Deprimido sale quien no es capaz de superar las exigencias de la vida y de la realidad a la que se enfrenta. De la lectura de mi libro no se sale deprimido: se sale desengañado. Dicho de otro modo: se sale más y mejor preparado para enfrentarse a la realidad de la vida. Y se sale desengañado porque mi libro no deprime, sino que identifica el error y la trampa: previene la frustración. Deprimen quienes nos conducen al fracaso, prometiendo una felicidad que no existe. Desengaña quien informa a su prójimo de las trampas que les tiende un impostor.

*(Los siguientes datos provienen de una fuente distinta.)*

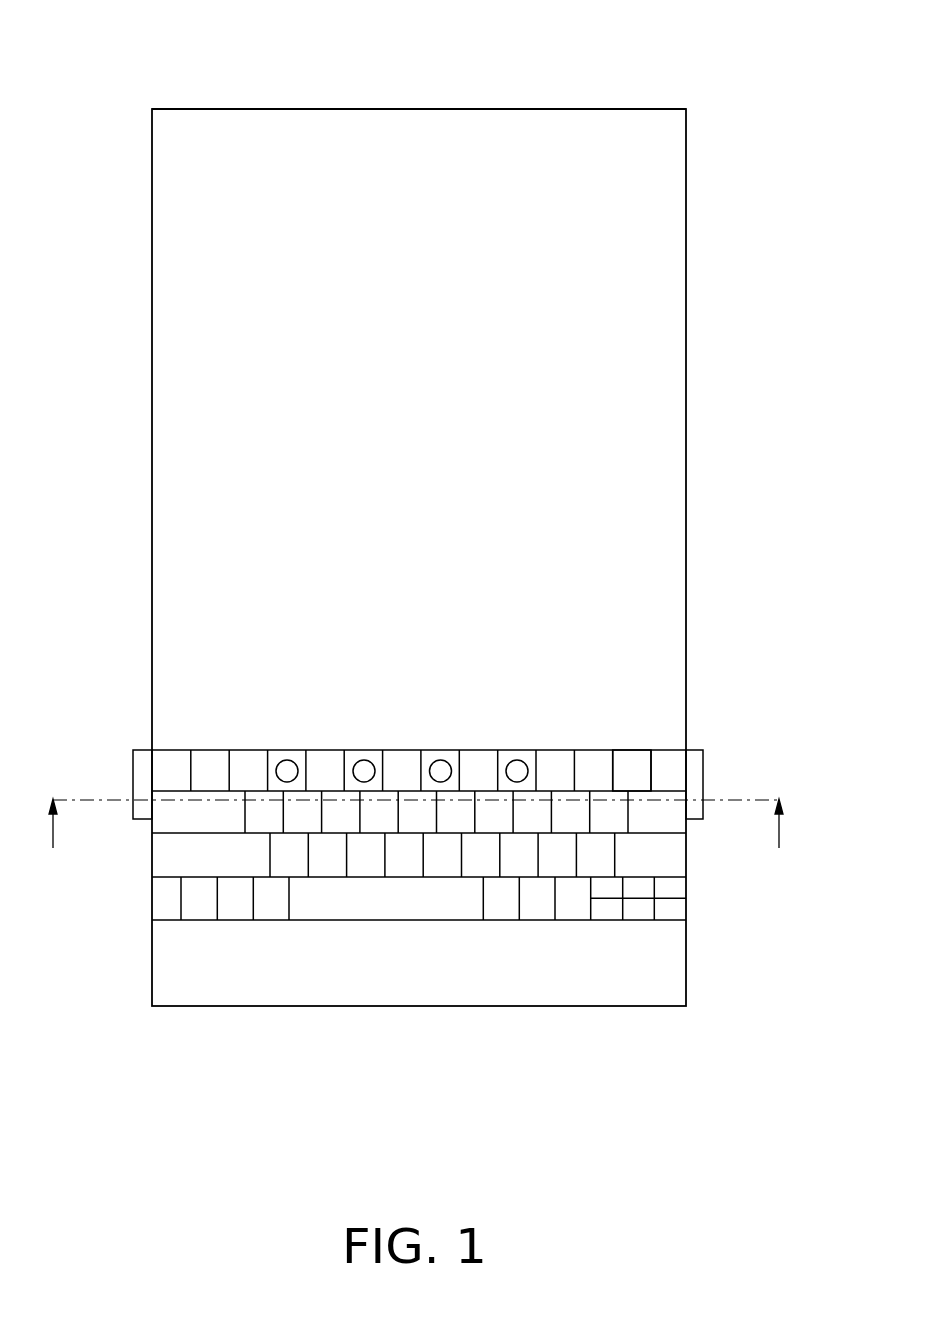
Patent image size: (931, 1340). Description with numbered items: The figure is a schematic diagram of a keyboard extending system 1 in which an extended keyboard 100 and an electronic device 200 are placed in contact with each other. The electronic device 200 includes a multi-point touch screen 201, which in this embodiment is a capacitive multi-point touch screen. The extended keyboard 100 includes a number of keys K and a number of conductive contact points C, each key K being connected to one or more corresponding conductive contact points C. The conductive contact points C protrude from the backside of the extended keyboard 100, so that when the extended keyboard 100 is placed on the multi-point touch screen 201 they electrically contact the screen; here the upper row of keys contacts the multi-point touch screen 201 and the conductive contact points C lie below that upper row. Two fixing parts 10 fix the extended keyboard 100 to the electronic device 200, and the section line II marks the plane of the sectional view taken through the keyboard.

The keyboard extending system 1 is at (273, 52).
The fixing part 10 is at (143, 768).
The extended keyboard 100 is at (685, 950).
The electronic device 200 is at (685, 347).
The multi-point touch screen 201 is at (637, 308).
The conductive contact point C is at (279, 764).
The key K is at (632, 762).
The section line II- II is at (416, 843).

La labor de un profesor, y un profesor es lo que yo soy, consiste en desengañar a la gente para que, usando el conocimiento, eviten caer en trampas que les hagan fracasar en la vida. Por eso la educación debe estar orientada al desengaño, y no al engaño, como actualmente lo está. El engaño es lo que nos deprime, porque no nos ofrece ninguna salida. El desengaño, sin embargo, nos permite identificar el error y sobrevivir a él.
-¿Vale la pena intentar ser infeliz, en contraposición a la felicidad impuesta?
La infelicidad es el resultado del fracaso de la felicidad. Este libro es un manual destinado precisamente a evitar este fracaso, es decir, a evitar la infelicidad. Hay que vivir sin idealismos y sin autoengaños. Hay que enfrentarse a la realidad, hacerse compatible con ella y sus exigencias, y saber relacionarse con todo tipo de seres humanos, empezando por nuestros enemigos y adversarios, que son los que mejor nos informan de todo. No obstante, no conviene confundir a los enemigos o adversarios con los idiotas o los bobos que molestan, los cuales no sirven para nada.
La mejor forma de cuidarse y de preservar la salud es enfrentarse a la adversidad, es decir, vivir normalmente, sin hacer nada en particular, porque la adversidad viene sola. Sólo así se preserva la felicidad, por paradójico que resulte. De espaldas a la realidad no se puede ser feliz, simplemente porque hay que vivir en la realidad del oasis, aunque cueste encontrarlo en medio del desierto de la vida, y no en la mentira del espejismo, que cualquiera nos puede prometer.
La felicidad no está en las promesas de los timadores. La felicidad está en nuestra capacidad para hacernos compatibles con la realidad. Y eso es lo único que garantiza nuestra salud, base de una vida feliz: neutralizar al adversario y saber convivir con él.